While the market is celebrating, we need to stay disciplined. The next major milestone is the September FOMC meeting. Analysts are currently reshuffling their decks to see how the Fed will position itself for the final quarter of the year. We have gone from fearing a hike to debating the timing of a cut. This is a massive psychological shift.

However, as a skeptic, I recommend not over-leveraging on this news. We have seen 'cooling inflation' prints before that were followed by sticky numbers the very next month. The pivot is a process, not a single event. For builders, the strategy remains the same: use the market strength to shore up your treasury and keep your head down on the product.

The Impact on AI and On-Chain Liquidity

We are seeing a convergence where AI infrastructure is demanding more capital just as the macro environment is loosening up. The hardware requirements for decentralized compute are massive. If the Fed stays out of the way, we might see a more robust secondary market for GPU-backed tokens and AI-specific liquidity pools.

When Bitcoin moves because of macro stability, it often leads to a 'trickle-down' effect into utility-driven sectors of the market. We are moving away from the meme-coin frenzy of the high-rate era and back into a space where actual infrastructure can get noticed. High interest rates favor 'safe' yield; lower rates favor 'growth' and 'innovation.' We are clearly moving toward the latter.

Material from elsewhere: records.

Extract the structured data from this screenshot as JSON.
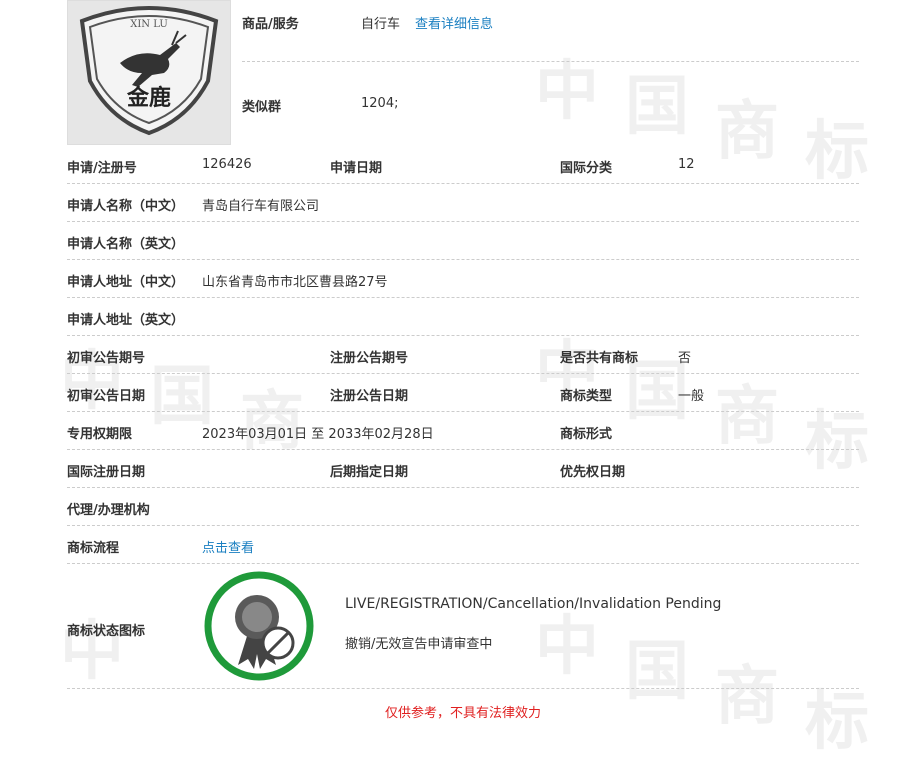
{
  "top": {
    "goods_label": "商品/服务",
    "goods_value": "自行车",
    "goods_link": "查看详细信息",
    "group_label": "类似群",
    "group_value": "1204;"
  },
  "logo": {
    "text_top": "XIN LU",
    "text_bottom": "金鹿"
  },
  "rows": {
    "reg_no_label": "申请/注册号",
    "reg_no_value": "126426",
    "app_date_label": "申请日期",
    "app_date_value": "",
    "intl_class_label": "国际分类",
    "intl_class_value": "12",
    "name_cn_label": "申请人名称（中文）",
    "name_cn_value": "青岛自行车有限公司",
    "name_en_label": "申请人名称（英文）",
    "name_en_value": "",
    "addr_cn_label": "申请人地址（中文）",
    "addr_cn_value": "山东省青岛市市北区曹县路27号",
    "addr_en_label": "申请人地址（英文）",
    "addr_en_value": "",
    "prelim_no_label": "初审公告期号",
    "prelim_no_value": "",
    "reg_pub_no_label": "注册公告期号",
    "reg_pub_no_value": "",
    "shared_label": "是否共有商标",
    "shared_value": "否",
    "prelim_date_label": "初审公告日期",
    "prelim_date_value": "",
    "reg_pub_date_label": "注册公告日期",
    "reg_pub_date_value": "",
    "tm_type_label": "商标类型",
    "tm_type_value": "一般",
    "term_label": "专用权期限",
    "term_value": "2023年03月01日 至 2033年02月28日",
    "tm_form_label": "商标形式",
    "tm_form_value": "",
    "intl_reg_date_label": "国际注册日期",
    "intl_reg_date_value": "",
    "later_date_label": "后期指定日期",
    "later_date_value": "",
    "priority_label": "优先权日期",
    "priority_value": "",
    "agent_label": "代理/办理机构",
    "agent_value": "",
    "process_label": "商标流程",
    "process_link": "点击查看",
    "status_label": "商标状态图标",
    "status_en": "LIVE/REGISTRATION/Cancellation/Invalidation Pending",
    "status_cn": "撤销/无效宣告申请审查中"
  },
  "disclaimer": "仅供参考，不具有法律效力",
  "colors": {
    "link": "#1a7fc1",
    "status_ring": "#1f9a3a",
    "disclaimer": "#e02020"
  }
}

  • Increased Runway Potential: A stable macro environment makes fundraising conversations less about the 'state of the world' and more about the 'state of your tech.'
  • Lower Volatility Benchmarks: As Bitcoin stabilizes in the mid-60k range, it provides a more reliable peg for DeFi collateral.
  • Shift in Narrative: The focus is moving from 'hedging against the Fed' to 'building in a post-inflation world.'

Takeaway for the STKR Community

The June CPI print was the catalyst the market needed to stop looking over its shoulder. Bitcoin nearing $65,000 is a symptom of a broader realization: the era of aggressive tightening is likely over. For founders, this is your window to execute. The noise of 'will they or won't they' regarding rate hikes was a massive distraction. With that distraction largely removed by the data, the burden of proof is back on us to build things that matter.

Watch the September meeting, but don't wait for it. The pivot in sentiment has already happened. The markets are no longer priced for a catastrophe, which means the baseline for your next move just got a lot more solid. Stay lean, stay skeptical of the moon-boys, but recognize that the wind is finally at our backs.